Camp Hill Station: mrch498

View of Camp Hill Goods and Grain Warehouse and goods depot as seen in the early 1930s

The photograph is known to have been taken in 1932, most likely on a Sunday when there would have been no activity. It is understood that it was taken to show off the new buffer stops in the foreground, but fortunately also captured three sidings full of coal wagons, one line of which is partly obscured. Note that in this instance only four of the wagon doors can be seen open.

The Back Row
From left to right: LMS; Griff Colliery, Nuneaton; George Harwood, Birmingham; Alfred Jukes, Birmingham; George Harwood, (2); Cannock and Rugeley Colliery (C.R.C.), Cannock Chase; George Harwood, and Griff Colliery. Information on Griff Colliery can be found 'here' on my pages in the Miscellaneous section of the website. George Harwood was a fairly large coal merchant based at Camp Hill but also had siding space at Solihull and possibly elsewhere.

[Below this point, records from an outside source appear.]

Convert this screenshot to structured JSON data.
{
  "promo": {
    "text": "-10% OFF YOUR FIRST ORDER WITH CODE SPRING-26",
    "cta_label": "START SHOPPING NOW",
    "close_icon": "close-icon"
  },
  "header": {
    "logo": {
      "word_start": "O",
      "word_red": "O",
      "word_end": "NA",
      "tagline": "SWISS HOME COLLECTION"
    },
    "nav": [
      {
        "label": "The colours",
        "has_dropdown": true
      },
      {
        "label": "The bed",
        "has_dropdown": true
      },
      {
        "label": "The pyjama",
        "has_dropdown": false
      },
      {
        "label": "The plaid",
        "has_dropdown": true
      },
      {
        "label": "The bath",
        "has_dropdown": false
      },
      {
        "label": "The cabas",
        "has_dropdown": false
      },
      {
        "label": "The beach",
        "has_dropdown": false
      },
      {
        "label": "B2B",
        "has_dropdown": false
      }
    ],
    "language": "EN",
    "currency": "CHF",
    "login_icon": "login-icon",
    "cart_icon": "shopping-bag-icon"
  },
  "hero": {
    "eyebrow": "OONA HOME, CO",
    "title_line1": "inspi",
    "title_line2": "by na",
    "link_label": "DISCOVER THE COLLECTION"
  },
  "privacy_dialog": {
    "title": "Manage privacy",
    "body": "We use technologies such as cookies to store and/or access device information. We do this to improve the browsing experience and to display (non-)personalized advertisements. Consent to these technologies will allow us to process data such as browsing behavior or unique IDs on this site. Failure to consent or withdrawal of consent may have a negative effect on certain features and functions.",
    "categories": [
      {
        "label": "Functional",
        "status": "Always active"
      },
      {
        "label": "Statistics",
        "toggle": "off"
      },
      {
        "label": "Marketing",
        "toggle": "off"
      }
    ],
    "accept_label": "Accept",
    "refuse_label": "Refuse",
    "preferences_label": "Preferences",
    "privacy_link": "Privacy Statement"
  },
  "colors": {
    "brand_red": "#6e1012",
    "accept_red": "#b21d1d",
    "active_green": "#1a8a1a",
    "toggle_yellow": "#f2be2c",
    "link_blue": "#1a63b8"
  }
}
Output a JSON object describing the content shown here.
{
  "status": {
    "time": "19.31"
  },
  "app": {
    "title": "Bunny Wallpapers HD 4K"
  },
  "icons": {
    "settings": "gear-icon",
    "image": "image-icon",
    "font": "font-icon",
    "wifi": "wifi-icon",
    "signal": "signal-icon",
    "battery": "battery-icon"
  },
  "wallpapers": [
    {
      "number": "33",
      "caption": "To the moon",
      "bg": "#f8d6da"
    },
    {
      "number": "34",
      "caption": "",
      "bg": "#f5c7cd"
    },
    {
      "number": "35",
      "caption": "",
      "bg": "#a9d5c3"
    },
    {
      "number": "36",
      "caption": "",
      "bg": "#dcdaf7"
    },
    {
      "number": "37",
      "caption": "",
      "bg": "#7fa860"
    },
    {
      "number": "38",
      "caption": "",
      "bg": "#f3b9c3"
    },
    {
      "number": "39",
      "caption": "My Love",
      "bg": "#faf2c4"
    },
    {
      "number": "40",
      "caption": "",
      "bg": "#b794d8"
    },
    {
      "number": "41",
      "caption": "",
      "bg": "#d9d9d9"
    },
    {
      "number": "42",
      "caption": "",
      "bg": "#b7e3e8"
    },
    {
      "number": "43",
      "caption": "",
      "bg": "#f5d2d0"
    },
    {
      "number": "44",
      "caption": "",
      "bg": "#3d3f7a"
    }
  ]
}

After the coal trade collapsed in the 1950s Harwood continued trading in oil and other liquid fuels. He is still in business and can be found in a 2019 directory at 1186 Stratford road, Birmingham Alfred Jukes can be found within the Camp Hill site together with a builders photo of one of his wagons. The Cannock and Rugeley Colliery was a very large and long lasting colliery near Rugeley at the northernmost point of the Cannock Chase coalfield and was connected by a mineral branch from the former L&NWR/South Staffordshire line.

The Middle Row
This is partly obscured but those that can be identified: Merry and Cuninghame, Binley Colliery, Coventry; George Harwood, Griff Colliery (2)Information on Merry and Cunninghame can also be found in my pages 'here'. AE Matthews was apparently a local merchant of which little is known. Kimberley Beddoes & Co Ltd of Bromford Road, Oldbury were a medium sized coal merchant and like many others they deserted the coal trade when it was in decline but carried on in the liquid fuel trade, finally succumbing to voluntary liquidation in 1973. The solitary wagon which can be identified in the foreground also belongs to the company. Birmingham Cooperative Society, a further wagon painted in identical fashion can also be seen in a section devoted to this wagon owner on my pages 'here', together with an extended description of the wagon owner. Desford Colliery was located between Desford and Bagworth stations on the Leicester to Burton-on-Trent line of the Midland Railway It was sunk by Joseph J. Ellis , an Austrian-born London Jeweller and Leicestershire landowner with an adapted name to confuse(and influence) others that he was a member of the industrious Ellis family, major quarrymasters and coal merchants in that county and many other parts of the East Midlands.

The Front Row
Edward Richardson, Birmingham; Desford Colliery, (D.C.); Birmingham Co-operative Society, Edward Richardson, Desford Colliery, A.E. Matthews & Co, Birmingham; Kimberley Beddoes, Birmingham; Edward Richardson was a Birmingham coal merchant of which little is known.